Losses in managed honey bee colonies have increased in recent years with a phenomenon called Colony Collapse Disorder (CCD). It has become a consensus that multiple causes are responsible for CCD events and many of those causes are related to issues with the parasitic varroa mite and a gut parasite called Nosema. These problems are not new, but several other confounding factors may be, and these together have lead to a general decline in honey bees irregardless of specific losses where the symptoms have matched CCD events. With this understanding, it is now more appropriate to address bee decline in general, as opposed to CCD.

Mite resistant bees

Here is a drone honey bee that died from Deformed Wing Virus (DWV) before it emerged from its brood cell. Varroa mites transfer DWV virus. You can see the resulting shriveled wings from the virus.

One way to improve honey bees ability to handle factors in bee decline, is to breed bees resistant to mites. Over the last several decades, major advances have occurred in breeding bees to be resistant to varroa mites by selecting for hygienic behavior. Hygienic, mite resistant bees are being propagated and distributed through many bee breeding programs including the USDA-ARS Varroa Sensitive Hygiene (VSH) bees. However, few of these programs have incorporated selection for nosema disease resistance in parallel to mite resistance.

In addition, bees produced in these programs may be adapted to their specific location or conditions not shared by all beekeepers. I may be able to better adapt the bees I use by selecting within my own environmental and management constraints. “Locally adapted bees” is a concept with renewed interest in today’s challenging beekeeping environment, yet this concept has been appreciated for some time as identified by Brother Adam in Beekeeping at Buckfast Abbey.

Nosema disease

Nosema disease can prevent colonies from growing strong. Here is a weak colony in spring.

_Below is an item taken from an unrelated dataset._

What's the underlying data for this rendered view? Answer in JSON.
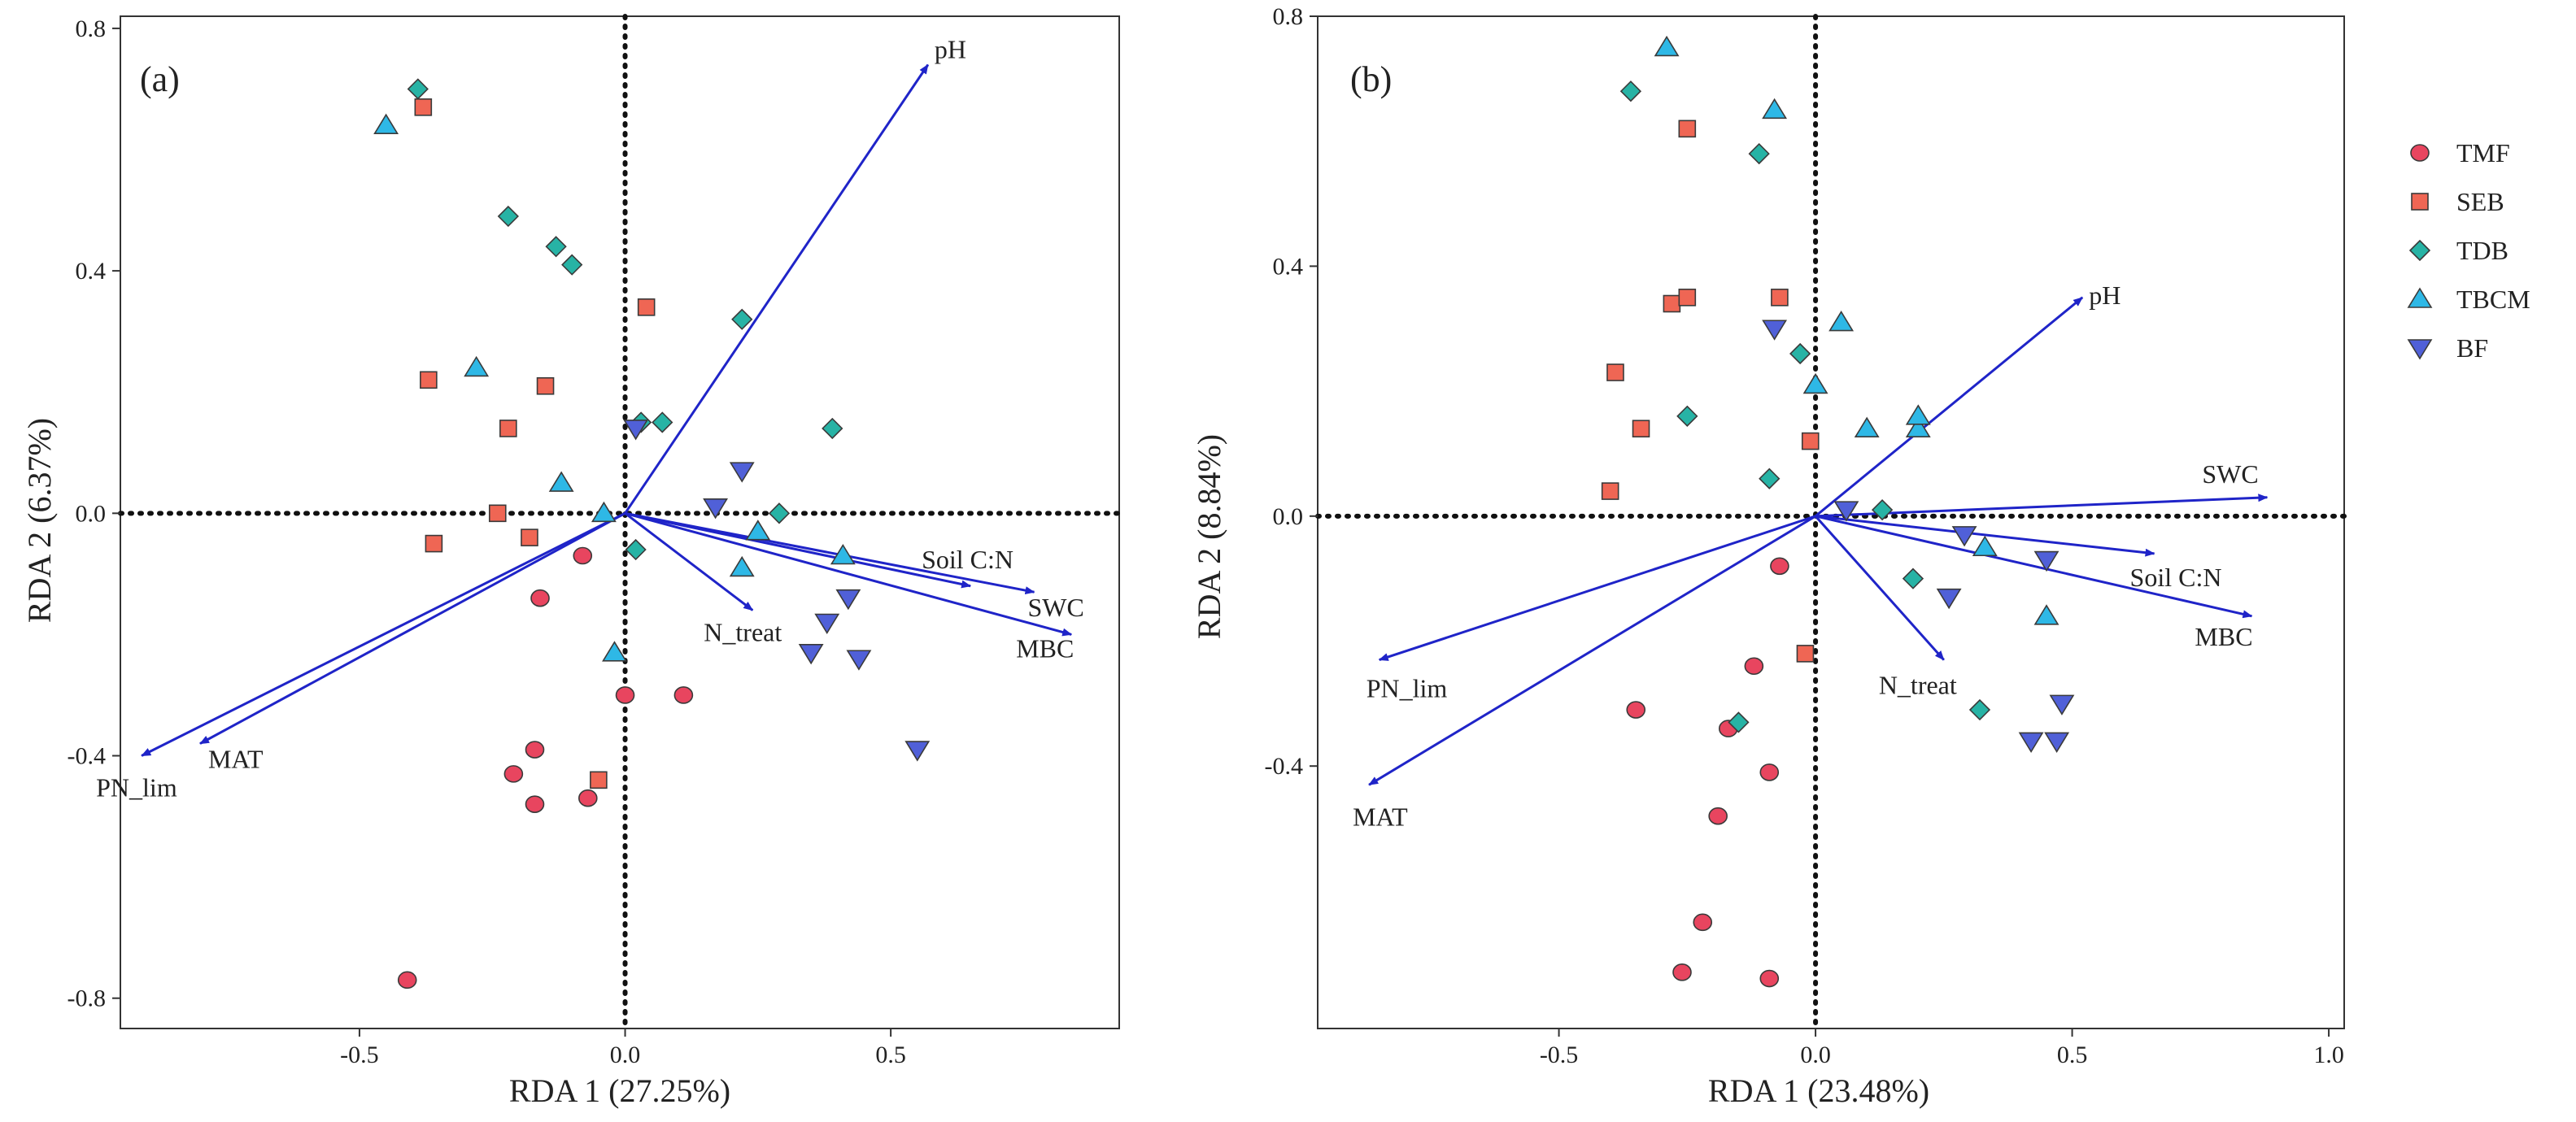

Nosema disease is caused by two species of microsporidia, Nosema apis and Nosema ceranae. These unicellular organisms reproduce inside adult honey bees negatively affecting the mid-gut epithelium, hypopharyngeal glands, corpora allata (juvenile hormone), as well as oocytes in queens (see Huang’s article). Nosema infected bees have a shorter lifespan, dysentery, nutrition digestion problems, cannot produce essential hormones correctly, and in many ways cannot function to maintain productive or surviving colonies. The microsporidia produce spores in infected bees and after defecation, these spores are picked up by un-infected bees to continue the disease cycle. Nosema disease is normally controlled by feeding the antibiotic fumagillin dissolved in syrup during spring and fall.

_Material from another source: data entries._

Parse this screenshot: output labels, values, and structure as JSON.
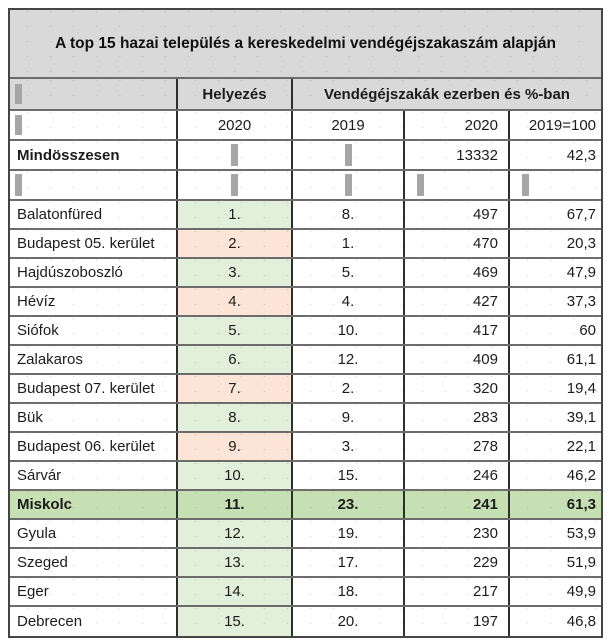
{
  "chart_data": {
    "type": "table",
    "title": "A top 15 hazai település a kereskedelmi vendégéjszakaszám alapján",
    "column_group_headers": {
      "rank": "Helyezés",
      "nights": "Vendégéjszakák ezerben és %-ban"
    },
    "column_headers": {
      "rank_2020": "2020",
      "rank_2019": "2019",
      "nights_2020": "2020",
      "index_2019_100": "2019=100"
    },
    "total_row": {
      "name": "Mindösszesen",
      "nights_2020": "13332",
      "index": "42,3"
    },
    "rows": [
      {
        "name": "Balatonfüred",
        "rank_2020": "1.",
        "rank_2019": "8.",
        "nights_2020": "497",
        "index": "67,7",
        "fill": "green"
      },
      {
        "name": "Budapest 05. kerület",
        "rank_2020": "2.",
        "rank_2019": "1.",
        "nights_2020": "470",
        "index": "20,3",
        "fill": "peach"
      },
      {
        "name": "Hajdúszoboszló",
        "rank_2020": "3.",
        "rank_2019": "5.",
        "nights_2020": "469",
        "index": "47,9",
        "fill": "green"
      },
      {
        "name": "Hévíz",
        "rank_2020": "4.",
        "rank_2019": "4.",
        "nights_2020": "427",
        "index": "37,3",
        "fill": "peach"
      },
      {
        "name": "Siófok",
        "rank_2020": "5.",
        "rank_2019": "10.",
        "nights_2020": "417",
        "index": "60",
        "fill": "green"
      },
      {
        "name": "Zalakaros",
        "rank_2020": "6.",
        "rank_2019": "12.",
        "nights_2020": "409",
        "index": "61,1",
        "fill": "green"
      },
      {
        "name": "Budapest 07. kerület",
        "rank_2020": "7.",
        "rank_2019": "2.",
        "nights_2020": "320",
        "index": "19,4",
        "fill": "peach"
      },
      {
        "name": "Bük",
        "rank_2020": "8.",
        "rank_2019": "9.",
        "nights_2020": "283",
        "index": "39,1",
        "fill": "green"
      },
      {
        "name": "Budapest 06. kerület",
        "rank_2020": "9.",
        "rank_2019": "3.",
        "nights_2020": "278",
        "index": "22,1",
        "fill": "peach"
      },
      {
        "name": "Sárvár",
        "rank_2020": "10.",
        "rank_2019": "15.",
        "nights_2020": "246",
        "index": "46,2",
        "fill": "green"
      },
      {
        "name": "Miskolc",
        "rank_2020": "11.",
        "rank_2019": "23.",
        "nights_2020": "241",
        "index": "61,3",
        "fill": "green",
        "highlight": "highlight"
      },
      {
        "name": "Gyula",
        "rank_2020": "12.",
        "rank_2019": "19.",
        "nights_2020": "230",
        "index": "53,9",
        "fill": "green"
      },
      {
        "name": "Szeged",
        "rank_2020": "13.",
        "rank_2019": "17.",
        "nights_2020": "229",
        "index": "51,9",
        "fill": "green"
      },
      {
        "name": "Eger",
        "rank_2020": "14.",
        "rank_2019": "18.",
        "nights_2020": "217",
        "index": "49,9",
        "fill": "green"
      },
      {
        "name": "Debrecen",
        "rank_2020": "15.",
        "rank_2019": "20.",
        "nights_2020": "197",
        "index": "46,8",
        "fill": "green"
      }
    ]
  },
  "colors": {
    "header_fill": "#d9d9d9",
    "green_fill": "#e2efda",
    "peach_fill": "#fce4d6",
    "highlight_fill": "#c6e0b4",
    "bar_gray": "#a6a6a6"
  }
}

Breeding for disease resistance and increased production should hopefully result in fewer colonies like this one in spring. A colony that has not grown more than this by March in Tennessee is not worth trying to revive.

Treatment is normally done without prior sampling to determine if Nosema spore levels are high enough to warrant treatment. In the past, there was a single species involved, Nosema apis. Now, a new Nosema species in U.S. honey bees, Nosema ceranae, causes much more problems than previously observed. This may explain why nosema disease resistance has not already been incorporated into many large scale, historic breeding programs.

Spore sampling for Nosema requires microscopic examination of bee samples and could possibly be used as a selection measure. With the exception of formal bee breeding programs, many beekeepers raise queens from colonies that seem to do well as compared to other colonies. Specific measures are often not incorporated, likely due to the time involved in sampling.

Nosema disease is an impediment to Organic Production and Certified Naturally Grown honey bees.

Formal recommendations by the National Organic Standards Board to the National Organic Program in 2010 point out that antibiotics are not permitted for any type of livestock (see .pdf). It is unlikely the antibiotic fumagillin will ever be included as an allowed organic substance. Fumagillin is also prohibited for use in Certified Naturally Grown production. There are numerous essential oils on the market for control of nosema disease, however none of these have been shown to work. More sustainable than using annual, preventative treatments, would be if the bees could normally handle this disease on their own. There is some evidence that resistance to Nosema by honey bees is a heritable trait and therefore breeding for that trait may be effective in reducing or eliminating prophylactic nosema treatments.